Законник оторвался от своих записей и впервые с начала разговора посмотрел мне в лицо.

— Я так понимаю, вы были знакомы с покойной Мириной Князевой?

Знаете, оглядываясь спустя время назад, я проникался к правоохранителям невольным уважением. Как же быстро они определили, что я был дома у девушки в ту роковую ночь, когда ее не стало.

Покойной… Помещение резко завибрировало у меня перед глазами, как отражение в дрожащем зеркале.

— С Мирой?.. — промямлил я, не веря своим ушам.

Следователь почесал остро выпирающий кадык:

— Да, так ее называли близкие. Вы ведь относились к ее близким, верно?

Нет, не верно.

Запинаясь и экая, я рассказал ему все. Лишь умолчал о психоделике и домыслил свое незамедлительное отправление восвояси после посиделок с девушкой. А что еще оставалось делать, когда дальнейшие события начисто вылетели у меня из памяти? Законник слушал и торопливо записывал, отпуская то и дело язвительные комментарии: «И часто вы разъезжаете по ночам на велосипеде?.. Вот так взяла и впустила к себе незнакомого человека?.. Что, прям такая писаная красавица оказалась, что нужно было всем об этом рассказать?..»

Последняя реплика взбесила меня до зубного скрежета, но я не подал виду — не в моем положении было агриться.

Составили протокол. Меня сфотографировали, сняли отпечатки пальцев. Дактилоскопия впоследствии, конечно же, подтвердила, что я был в Мириной спальне. Взяли анализ мочи — там нашли следы моего галлюциногена с длинным незапоминающимся названием.

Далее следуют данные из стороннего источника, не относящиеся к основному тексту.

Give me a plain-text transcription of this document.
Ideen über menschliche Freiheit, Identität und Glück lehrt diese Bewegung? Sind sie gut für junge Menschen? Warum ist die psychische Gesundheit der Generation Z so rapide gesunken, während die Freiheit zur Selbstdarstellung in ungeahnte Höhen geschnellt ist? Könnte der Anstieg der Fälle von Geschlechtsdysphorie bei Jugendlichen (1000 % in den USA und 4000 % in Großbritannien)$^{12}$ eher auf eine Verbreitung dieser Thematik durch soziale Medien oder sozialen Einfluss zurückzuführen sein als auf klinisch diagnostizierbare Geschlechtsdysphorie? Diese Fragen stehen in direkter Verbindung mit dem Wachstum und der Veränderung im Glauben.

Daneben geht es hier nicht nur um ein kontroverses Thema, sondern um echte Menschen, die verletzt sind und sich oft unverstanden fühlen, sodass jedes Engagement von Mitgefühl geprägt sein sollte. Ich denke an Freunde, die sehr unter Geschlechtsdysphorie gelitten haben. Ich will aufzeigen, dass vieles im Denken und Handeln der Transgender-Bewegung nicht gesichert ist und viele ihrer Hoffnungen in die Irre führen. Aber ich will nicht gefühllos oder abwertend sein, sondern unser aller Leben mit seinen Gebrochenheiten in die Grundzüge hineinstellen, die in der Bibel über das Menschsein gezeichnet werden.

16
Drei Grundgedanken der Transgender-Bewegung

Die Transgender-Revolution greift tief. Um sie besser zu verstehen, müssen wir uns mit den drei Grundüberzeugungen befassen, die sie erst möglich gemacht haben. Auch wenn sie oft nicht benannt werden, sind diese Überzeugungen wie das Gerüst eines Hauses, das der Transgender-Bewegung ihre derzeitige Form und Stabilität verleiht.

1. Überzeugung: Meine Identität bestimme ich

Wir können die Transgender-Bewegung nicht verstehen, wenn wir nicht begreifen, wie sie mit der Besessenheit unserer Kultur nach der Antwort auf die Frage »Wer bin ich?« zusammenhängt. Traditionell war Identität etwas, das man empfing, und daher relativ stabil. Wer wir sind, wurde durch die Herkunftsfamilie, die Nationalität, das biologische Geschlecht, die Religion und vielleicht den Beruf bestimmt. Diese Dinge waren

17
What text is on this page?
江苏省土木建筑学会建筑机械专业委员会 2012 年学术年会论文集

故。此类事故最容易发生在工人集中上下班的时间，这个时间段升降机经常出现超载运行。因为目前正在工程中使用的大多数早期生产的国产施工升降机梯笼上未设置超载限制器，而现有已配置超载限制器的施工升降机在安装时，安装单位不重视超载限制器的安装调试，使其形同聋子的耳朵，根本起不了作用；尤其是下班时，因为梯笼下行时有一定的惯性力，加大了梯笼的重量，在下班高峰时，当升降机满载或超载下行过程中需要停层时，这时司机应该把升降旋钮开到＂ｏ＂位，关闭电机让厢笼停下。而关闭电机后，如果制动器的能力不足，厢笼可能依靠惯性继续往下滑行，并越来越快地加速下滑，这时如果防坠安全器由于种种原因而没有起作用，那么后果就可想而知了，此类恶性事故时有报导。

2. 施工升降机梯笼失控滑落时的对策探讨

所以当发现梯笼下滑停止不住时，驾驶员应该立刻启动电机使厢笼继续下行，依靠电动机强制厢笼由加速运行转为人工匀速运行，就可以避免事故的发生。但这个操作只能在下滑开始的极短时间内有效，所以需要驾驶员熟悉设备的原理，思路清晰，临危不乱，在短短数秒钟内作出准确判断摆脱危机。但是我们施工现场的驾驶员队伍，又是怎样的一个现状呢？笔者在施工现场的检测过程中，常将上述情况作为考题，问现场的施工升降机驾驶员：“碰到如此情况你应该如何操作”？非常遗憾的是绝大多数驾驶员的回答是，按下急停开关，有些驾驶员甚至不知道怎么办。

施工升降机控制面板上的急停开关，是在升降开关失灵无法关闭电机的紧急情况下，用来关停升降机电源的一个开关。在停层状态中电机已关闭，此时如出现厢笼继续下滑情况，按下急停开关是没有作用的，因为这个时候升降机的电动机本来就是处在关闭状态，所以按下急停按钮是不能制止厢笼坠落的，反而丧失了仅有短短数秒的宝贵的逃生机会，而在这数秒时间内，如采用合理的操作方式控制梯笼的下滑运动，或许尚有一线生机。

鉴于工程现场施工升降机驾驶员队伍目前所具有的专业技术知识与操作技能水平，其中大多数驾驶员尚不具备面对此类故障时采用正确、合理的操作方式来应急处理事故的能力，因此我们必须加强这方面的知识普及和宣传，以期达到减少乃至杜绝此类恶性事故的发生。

Меня на основании этого добротно попрессовали, но я солгал, что стебель продал мне незнакомый человек, и милиция в результате потеряла к личности драгдилера интерес. Обыскали квартиру, и хоть тут меня ничего не скомпрометировало.

В отделение приглашали Мириных родителей. Точнее, мать и, как оказалось, отчима. Помню, каким ядовитым взглядом он впился в меня, просипев, что «никогда не видел этого урода». Мать девушки, убитая утратой явно больше мужа, лишь единожды взглянула в мою сторону и отрешенно покачала головой. Меня отвезли к их дому, чтобы я показал следствию, как все происходило. В тот день накрапывал мелкий холодный дождь, а с моря, видневшегося вдали свинцовым пятном с бегавшими по нему белыми линиями-волнами, дул колкий ветер. Очаровавшая меня накануне улица оказалась грязной, раздолбанной и предельно унылой.

Потрясенный таким поворотом событий, я успел мысленно попрощаться со свободой, но ареста за всеми разбирательствами, как ни странно, не последовало. С меня взяли подписку о невыезде и потребовали дважды в неделю являться в участок, что я исправно делал на протяжении месяца.

А потом дело закрыли. В нашу последнюю встречу следователь известил меня, что неестественную смерть Миры доказать не удалось, и, внимательно проследив за моей реакцией, сообщил, что я волен ступать на все четыре.

Я потерял работу. Не знаю, за вынужденные ли прогулы, или же начальство как-то прознало о том, что меня негласно подозревали в убийстве, но заявление по собственному я написал. Без особых огорчений, так как работа все равно была достаточно говенной; я и до этого подумывал о поисках новой, не желая провести молодость в офисном кубе.

Когда внешние раздражители отступили, я погрузился в тяжелые мрачные мысли, редко покидавшие даже во сне. Только тогда я разом ощутил всю горечь произошедшей трагедии. Кто-то скажет: мол, глупо скорбеть о том, кого встретил единожды и с кем тебя ничего не связывает. Однако я не мог с собой совладать. Пока я усиленно трясся за свою шкуру, Мирина смерть воспринималась мной почти безоценочно, как очередная данность этого нелепого хаотичного мира. Теперь же меня захлестнуло понимание, что этого человека нет и никогда больше не будет. Еще вчера жил и претендовал в твоем уме на звание родственной души — а сегодня закопан в землю, окончательно и бесповоротно.

И в этой назойливо ноющей тоске мне не давал покоя один закономерный вопрос. Действительно ли я уехал к себе после появления Мириных родных, или могло случиться так, что я вернулся позже и вломился к девушке повторно: еще более непрошено, чем в первый раз? Самое страшное, что найти на это ответ было проще простого.

* * *

В семнадцать лет я сделал умопомрачительное открытие.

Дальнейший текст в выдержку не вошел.